6 de fev. de 2010

O Amor e o Transitório

Bem disse Schopenhauer: o amor não é sinônimo de felicidade. E, na era do hedonismo, sofrer por amor pode ser, por incrível que pareça, uma forma muito boa de obter prazer. Conforto, lazer, sensualidade, tudo passa, e o comércio a isso nos impele a seguir adiante, sempre. Já o amor, desejamos, intimamente, que não seja transitório, ainda que o aceitemos assim.
Aviso aos navegantes: o amor há muito não é mais romântico, embora alguma pessoas insistam que seja. Hoje, dar flores sem um “eu te amo” significativo e sincero não ta com nada. A mulher, a exemplo dos conselhos das matronas de antigamente, achar um homem trabalhador e que a sustente, é, no mínimo, ofensivo. Trabalhador e honesto está pra lá de bom. O amor romântico, do “gentleman”, era um amor do sexo frágil. Sabemos, na pós modernidade que frágeis somos todos, em alguns casos. E o poder é delas. Abrir a porta do carro, por exemplo, não é mais importante do que não desligar o celular, atendendo sempre que for chamado. E quanto ao celular, as gentilezas estão dos dois lados.
Dois lados. O amor pós moderno transcendeu vários bloqueios, chamados preconceitos. Ele não tem mais sexo, cor, religião e nem diferenças entre times de futebol.

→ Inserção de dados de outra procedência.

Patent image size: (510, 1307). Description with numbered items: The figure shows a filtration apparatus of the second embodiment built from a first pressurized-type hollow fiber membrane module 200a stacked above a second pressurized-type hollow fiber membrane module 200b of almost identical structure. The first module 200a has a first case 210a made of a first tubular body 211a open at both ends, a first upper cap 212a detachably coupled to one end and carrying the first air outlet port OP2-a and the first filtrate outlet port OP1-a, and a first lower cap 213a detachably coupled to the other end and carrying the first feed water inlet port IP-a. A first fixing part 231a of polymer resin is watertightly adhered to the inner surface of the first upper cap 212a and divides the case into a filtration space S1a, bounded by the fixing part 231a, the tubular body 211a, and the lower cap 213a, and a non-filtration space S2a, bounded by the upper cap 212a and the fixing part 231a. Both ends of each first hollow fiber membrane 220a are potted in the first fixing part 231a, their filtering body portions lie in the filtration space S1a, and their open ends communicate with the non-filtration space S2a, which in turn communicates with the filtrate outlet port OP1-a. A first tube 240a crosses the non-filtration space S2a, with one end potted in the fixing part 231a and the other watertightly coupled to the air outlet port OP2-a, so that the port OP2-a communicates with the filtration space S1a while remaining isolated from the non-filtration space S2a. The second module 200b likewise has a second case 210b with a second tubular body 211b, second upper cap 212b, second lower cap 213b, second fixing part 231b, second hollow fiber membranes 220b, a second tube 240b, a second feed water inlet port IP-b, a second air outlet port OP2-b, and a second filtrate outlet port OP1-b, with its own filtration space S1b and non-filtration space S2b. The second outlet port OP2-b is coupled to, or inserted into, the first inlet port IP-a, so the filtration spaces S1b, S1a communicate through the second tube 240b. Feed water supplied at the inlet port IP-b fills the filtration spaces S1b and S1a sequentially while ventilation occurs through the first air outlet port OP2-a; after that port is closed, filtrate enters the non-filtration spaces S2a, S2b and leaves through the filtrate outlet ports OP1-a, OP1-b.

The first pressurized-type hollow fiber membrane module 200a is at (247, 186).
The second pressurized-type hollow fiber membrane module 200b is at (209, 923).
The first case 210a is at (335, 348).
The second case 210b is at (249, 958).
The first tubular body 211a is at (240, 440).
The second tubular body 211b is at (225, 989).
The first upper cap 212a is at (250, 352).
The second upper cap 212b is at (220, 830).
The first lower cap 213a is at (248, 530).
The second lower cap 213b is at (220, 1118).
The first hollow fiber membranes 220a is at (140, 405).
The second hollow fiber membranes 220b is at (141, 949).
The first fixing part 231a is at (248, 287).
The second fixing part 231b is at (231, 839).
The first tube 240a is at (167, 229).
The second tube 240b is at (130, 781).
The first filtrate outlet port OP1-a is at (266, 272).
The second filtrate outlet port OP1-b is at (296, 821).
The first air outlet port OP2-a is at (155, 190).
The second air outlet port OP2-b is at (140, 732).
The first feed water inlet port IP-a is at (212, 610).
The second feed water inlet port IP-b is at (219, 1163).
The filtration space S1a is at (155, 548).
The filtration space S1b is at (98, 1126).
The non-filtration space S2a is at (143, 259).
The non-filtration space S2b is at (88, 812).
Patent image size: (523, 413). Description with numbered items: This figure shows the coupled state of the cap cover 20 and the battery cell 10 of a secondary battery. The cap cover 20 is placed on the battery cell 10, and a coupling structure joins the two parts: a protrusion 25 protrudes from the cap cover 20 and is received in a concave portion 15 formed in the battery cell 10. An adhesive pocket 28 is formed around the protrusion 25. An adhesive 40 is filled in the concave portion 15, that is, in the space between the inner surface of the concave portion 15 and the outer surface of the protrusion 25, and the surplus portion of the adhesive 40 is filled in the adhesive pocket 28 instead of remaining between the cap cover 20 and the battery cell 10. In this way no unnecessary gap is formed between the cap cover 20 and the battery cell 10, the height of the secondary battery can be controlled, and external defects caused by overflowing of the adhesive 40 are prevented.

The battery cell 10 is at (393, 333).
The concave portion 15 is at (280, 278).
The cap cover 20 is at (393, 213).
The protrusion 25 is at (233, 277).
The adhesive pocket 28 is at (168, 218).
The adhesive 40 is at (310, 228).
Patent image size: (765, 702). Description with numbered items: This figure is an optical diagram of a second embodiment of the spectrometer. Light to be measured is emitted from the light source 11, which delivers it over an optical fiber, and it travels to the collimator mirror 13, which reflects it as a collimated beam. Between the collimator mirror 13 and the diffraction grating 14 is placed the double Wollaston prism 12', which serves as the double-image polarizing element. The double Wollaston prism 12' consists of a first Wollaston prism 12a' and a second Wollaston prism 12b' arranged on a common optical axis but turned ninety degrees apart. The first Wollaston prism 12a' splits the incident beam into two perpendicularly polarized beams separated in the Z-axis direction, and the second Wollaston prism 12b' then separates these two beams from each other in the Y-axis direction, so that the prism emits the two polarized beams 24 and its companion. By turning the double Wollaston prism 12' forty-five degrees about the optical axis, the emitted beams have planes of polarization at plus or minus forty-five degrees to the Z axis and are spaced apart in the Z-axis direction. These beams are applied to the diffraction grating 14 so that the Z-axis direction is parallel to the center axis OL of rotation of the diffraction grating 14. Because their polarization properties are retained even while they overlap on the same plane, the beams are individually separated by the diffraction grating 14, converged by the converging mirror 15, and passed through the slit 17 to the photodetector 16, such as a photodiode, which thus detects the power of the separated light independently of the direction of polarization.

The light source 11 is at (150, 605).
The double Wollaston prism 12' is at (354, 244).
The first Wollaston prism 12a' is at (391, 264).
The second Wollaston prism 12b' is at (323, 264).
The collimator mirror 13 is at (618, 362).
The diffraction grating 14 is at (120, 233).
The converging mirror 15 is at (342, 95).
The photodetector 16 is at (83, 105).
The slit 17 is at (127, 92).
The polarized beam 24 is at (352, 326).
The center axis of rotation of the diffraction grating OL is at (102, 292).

Ele é simplesmente amor, sem regras quanto ao seu objeto.
Desconstruído o amor romântico, o que ficaria em seu lugar? O amor biológico, aquele cujo objetivo central é a preservação da espécie. Duvido. Nunca foi tão fácil amar, e ao mesmo tempo, tão difícil de conceituar. Mesmo que seja inconsciente, como disseram Schopenhauer e a psicanálise, ninguém vai para uma festa procurar pais para filhos saudáveis. Não é esse o grande motivo que leva alguém a querer amar e ser amado. Ah, e não esqueçamos: se for sofrido, como numa novela, melhor é.
A história do casamento não deu ao amor a posição de trono real. Questões, políticas, poder, comércio e conveniências estavam acima do estado motivacional que é a paixão. E mesmo atualmente, com todas as facilidades de encontros, a paixão ainda é mais virtual do que real. Idealiza-se muito, criam-se muitas expectativas que na maioria das vezes, são ilusórias. O amor romântico pertencia ao território do universo livresco dos contos de fada. Não é a toa que conhecemos hoje a “Síndrome de Cinderela”.
O amor é, ao mesmo tempo, a coisa mais social e individual que existe. A proteção, por exemplo, caiu fora da lista. Em seu lugar entrou a soma. Na soma, os fatores são um acúmulo, não uma fusão. Com a soma, respeita-se a individualidade e administram-se melhor os problemas. Veja-se bem: problemas, não diferenças. Mesmo porque não é da matemática somarem-se as diferenças.
Em tempos passados, porém não remotos, o companheirismo era o resultado de uma vida inteira juntos, onde o amor inicial transformava-se numa grande amizade, tornando o viver sufocante se uma das partes morresse primeiro. Hoje, no entanto, o companheirismo é pré-requisito para quem quiser transcender o ficar.
Depois de mil definições, ao amor atual resumiu-se ao que ele realmente possa ser, em essência: afeto e cuidado. Não muito diferente do que seja o amor de um pai por seu filho. Afeiçôo-me e me aproximo; aproximo, proporciono afeto e o recebo de volta. Para que isso se mantenha, cuido. Cuidando, sou cuidado. Reciprocidade, por muito tempo, se possível.
Schopenhauer também disse que o casamento só serve para duas pessoas fazerem de tudo para se odiarem. Teve um amor e um filho com esse amor, mas não casou. Vanguarda de sua época, hoje, normal. Amor não é sinal de matrimônio, obrigatoriamente, mas uma identificação que pode nos fazer olhar para o mesmo lado, sem medo de se encarar.
Um aviso final. Ame, não conceitue. Se entregue, sem medo. Mas não procure a felicidade no amor. Encontre a tranqüilidade em você mesmo, antes. Só um conselho, não auto ajuda. Parerga e Paralipomena, livro de Schopenhauer, não é propriamente um livro de auto-ajuda.